Time: 1.00 - 2.00pm Venue: Room 3.21 Old Building
Speaker: Bart Taub (Adam Smith Business School, University of Glasgow)
Seminar Title: Inconspicuousness and obfuscation: How large shareholders dynamically manipulate output and information for trading purposes
Paper
Abstract:
The large shareholder literature examines how a large shareholder trades off the advantage of being able to influence the boardroom decisions of the firm, while small shareholders free ride on the outcomes, against the extra risk entailed in large shareholdings. A large shareholder can also profit because his ability to affect fundamentals improves his ability to hide his private information from other informed traders and from market makers in his stock market dealings. In a static version of the model, the large shareholder increases the volatility of firm fundamentals, but by adjusting his trading strategy this increase is of the component of his private information that is unforecastable by the market maker: he obfuscates. As a result, market liquidity falls.

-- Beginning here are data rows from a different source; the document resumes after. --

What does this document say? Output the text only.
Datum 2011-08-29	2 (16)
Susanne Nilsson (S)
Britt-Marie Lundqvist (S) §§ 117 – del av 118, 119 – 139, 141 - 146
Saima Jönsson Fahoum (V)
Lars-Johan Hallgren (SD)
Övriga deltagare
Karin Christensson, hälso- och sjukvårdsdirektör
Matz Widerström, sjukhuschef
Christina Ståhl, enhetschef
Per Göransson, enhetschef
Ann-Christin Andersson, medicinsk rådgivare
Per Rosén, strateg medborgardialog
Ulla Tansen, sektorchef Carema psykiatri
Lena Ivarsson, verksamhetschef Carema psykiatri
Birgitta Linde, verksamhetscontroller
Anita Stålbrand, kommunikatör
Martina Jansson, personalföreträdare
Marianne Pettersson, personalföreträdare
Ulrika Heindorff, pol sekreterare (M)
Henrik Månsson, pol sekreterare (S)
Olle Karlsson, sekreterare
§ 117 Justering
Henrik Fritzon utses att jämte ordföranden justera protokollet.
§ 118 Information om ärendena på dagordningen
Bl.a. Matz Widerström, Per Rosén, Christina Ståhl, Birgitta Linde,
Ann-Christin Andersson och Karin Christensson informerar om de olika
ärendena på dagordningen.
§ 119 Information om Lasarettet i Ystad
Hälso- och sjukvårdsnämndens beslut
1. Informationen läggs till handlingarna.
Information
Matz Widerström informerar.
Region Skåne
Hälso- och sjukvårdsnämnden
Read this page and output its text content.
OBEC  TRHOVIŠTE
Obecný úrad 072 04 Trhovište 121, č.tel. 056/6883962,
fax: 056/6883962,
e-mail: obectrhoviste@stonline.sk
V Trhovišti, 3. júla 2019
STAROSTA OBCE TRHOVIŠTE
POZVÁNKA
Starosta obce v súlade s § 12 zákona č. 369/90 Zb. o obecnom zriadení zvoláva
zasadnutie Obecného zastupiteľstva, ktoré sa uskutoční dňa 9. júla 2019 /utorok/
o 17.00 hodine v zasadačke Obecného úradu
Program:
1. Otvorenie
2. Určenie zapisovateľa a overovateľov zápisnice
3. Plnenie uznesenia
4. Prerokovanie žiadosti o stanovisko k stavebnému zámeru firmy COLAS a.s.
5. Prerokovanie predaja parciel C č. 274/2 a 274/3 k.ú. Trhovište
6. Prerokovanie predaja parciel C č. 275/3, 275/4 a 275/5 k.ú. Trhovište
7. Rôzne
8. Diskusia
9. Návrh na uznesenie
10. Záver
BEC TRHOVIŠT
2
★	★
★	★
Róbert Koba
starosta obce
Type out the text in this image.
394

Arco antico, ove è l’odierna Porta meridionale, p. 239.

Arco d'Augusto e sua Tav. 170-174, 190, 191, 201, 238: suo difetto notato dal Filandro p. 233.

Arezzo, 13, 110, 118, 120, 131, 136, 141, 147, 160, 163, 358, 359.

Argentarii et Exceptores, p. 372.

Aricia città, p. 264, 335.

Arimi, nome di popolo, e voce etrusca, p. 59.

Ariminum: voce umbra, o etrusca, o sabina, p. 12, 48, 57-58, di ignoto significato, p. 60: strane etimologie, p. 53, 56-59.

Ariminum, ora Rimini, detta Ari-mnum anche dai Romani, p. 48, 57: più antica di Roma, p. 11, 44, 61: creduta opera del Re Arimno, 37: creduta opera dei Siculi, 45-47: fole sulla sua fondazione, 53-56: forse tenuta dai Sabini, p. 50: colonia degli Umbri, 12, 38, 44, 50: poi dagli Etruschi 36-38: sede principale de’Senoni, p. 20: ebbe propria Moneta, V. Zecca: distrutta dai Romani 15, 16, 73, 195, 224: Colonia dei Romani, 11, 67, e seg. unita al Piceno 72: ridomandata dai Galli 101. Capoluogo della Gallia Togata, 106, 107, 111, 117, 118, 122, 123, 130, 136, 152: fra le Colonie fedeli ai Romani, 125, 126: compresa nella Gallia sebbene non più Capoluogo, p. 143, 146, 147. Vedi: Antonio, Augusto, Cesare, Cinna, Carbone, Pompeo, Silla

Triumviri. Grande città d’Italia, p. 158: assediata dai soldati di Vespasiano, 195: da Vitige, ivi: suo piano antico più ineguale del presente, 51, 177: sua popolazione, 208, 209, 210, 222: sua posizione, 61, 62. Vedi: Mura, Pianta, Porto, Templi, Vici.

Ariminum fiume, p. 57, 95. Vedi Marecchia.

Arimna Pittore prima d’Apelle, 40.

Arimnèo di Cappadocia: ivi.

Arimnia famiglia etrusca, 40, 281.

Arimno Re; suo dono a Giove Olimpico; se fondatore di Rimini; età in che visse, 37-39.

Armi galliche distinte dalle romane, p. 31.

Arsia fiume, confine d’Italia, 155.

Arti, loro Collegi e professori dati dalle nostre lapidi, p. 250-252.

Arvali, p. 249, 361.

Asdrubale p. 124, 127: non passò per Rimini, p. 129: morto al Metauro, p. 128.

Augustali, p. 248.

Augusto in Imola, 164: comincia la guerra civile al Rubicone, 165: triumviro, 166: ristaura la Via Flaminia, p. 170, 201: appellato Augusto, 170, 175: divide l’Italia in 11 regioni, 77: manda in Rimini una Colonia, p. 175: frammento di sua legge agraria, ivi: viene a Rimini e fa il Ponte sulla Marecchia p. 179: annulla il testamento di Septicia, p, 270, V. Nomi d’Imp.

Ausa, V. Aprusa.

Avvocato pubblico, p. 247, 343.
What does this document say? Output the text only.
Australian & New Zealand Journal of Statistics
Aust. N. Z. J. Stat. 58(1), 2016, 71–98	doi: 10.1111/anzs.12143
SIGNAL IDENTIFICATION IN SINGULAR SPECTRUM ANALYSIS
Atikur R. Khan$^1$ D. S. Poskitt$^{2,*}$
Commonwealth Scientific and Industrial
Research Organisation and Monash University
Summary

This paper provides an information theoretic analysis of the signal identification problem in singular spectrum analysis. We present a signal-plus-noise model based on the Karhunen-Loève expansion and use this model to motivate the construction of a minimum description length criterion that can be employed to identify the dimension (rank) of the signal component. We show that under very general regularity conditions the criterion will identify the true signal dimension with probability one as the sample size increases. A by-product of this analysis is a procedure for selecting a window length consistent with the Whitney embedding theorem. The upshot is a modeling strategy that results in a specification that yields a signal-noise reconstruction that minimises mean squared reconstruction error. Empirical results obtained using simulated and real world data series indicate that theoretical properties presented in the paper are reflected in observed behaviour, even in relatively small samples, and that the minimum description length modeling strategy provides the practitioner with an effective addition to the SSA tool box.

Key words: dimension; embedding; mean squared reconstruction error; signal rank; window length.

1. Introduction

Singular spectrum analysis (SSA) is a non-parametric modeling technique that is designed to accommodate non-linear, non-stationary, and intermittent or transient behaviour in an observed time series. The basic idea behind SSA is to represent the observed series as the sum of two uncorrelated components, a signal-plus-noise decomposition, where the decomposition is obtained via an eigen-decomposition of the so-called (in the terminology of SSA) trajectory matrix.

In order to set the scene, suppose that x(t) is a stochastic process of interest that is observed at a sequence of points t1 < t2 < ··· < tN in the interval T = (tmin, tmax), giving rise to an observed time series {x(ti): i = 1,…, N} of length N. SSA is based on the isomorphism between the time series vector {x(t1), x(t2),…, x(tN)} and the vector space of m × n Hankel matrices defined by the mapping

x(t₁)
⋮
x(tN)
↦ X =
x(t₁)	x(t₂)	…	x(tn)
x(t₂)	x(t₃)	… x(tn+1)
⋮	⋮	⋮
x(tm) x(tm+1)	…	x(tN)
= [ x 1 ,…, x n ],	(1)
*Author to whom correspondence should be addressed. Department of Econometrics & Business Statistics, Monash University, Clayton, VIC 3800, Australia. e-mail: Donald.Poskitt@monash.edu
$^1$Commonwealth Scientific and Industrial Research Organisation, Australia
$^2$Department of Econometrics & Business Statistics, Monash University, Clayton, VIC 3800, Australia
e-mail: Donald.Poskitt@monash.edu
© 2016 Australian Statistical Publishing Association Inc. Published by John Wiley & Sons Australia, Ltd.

I then use Fourier transform methods, including a new spectral factorisation algorithm, to construct a continuous time dynamic version of the large shareholder model. In the dynamic model, the large shareholder does not just simply amplify the fundamental value of the firm as in the static model: he also alters the fundamental autoregressive structure of the fundamental value process because this improves his ability to hide his private information from other informed traders and from market makers, that is, to obfuscate. As a consequence, the real fundamental processes of the firm are induced to resemble noise trade structurally. The model thus marries market microstructure outcomes with real resource allocation.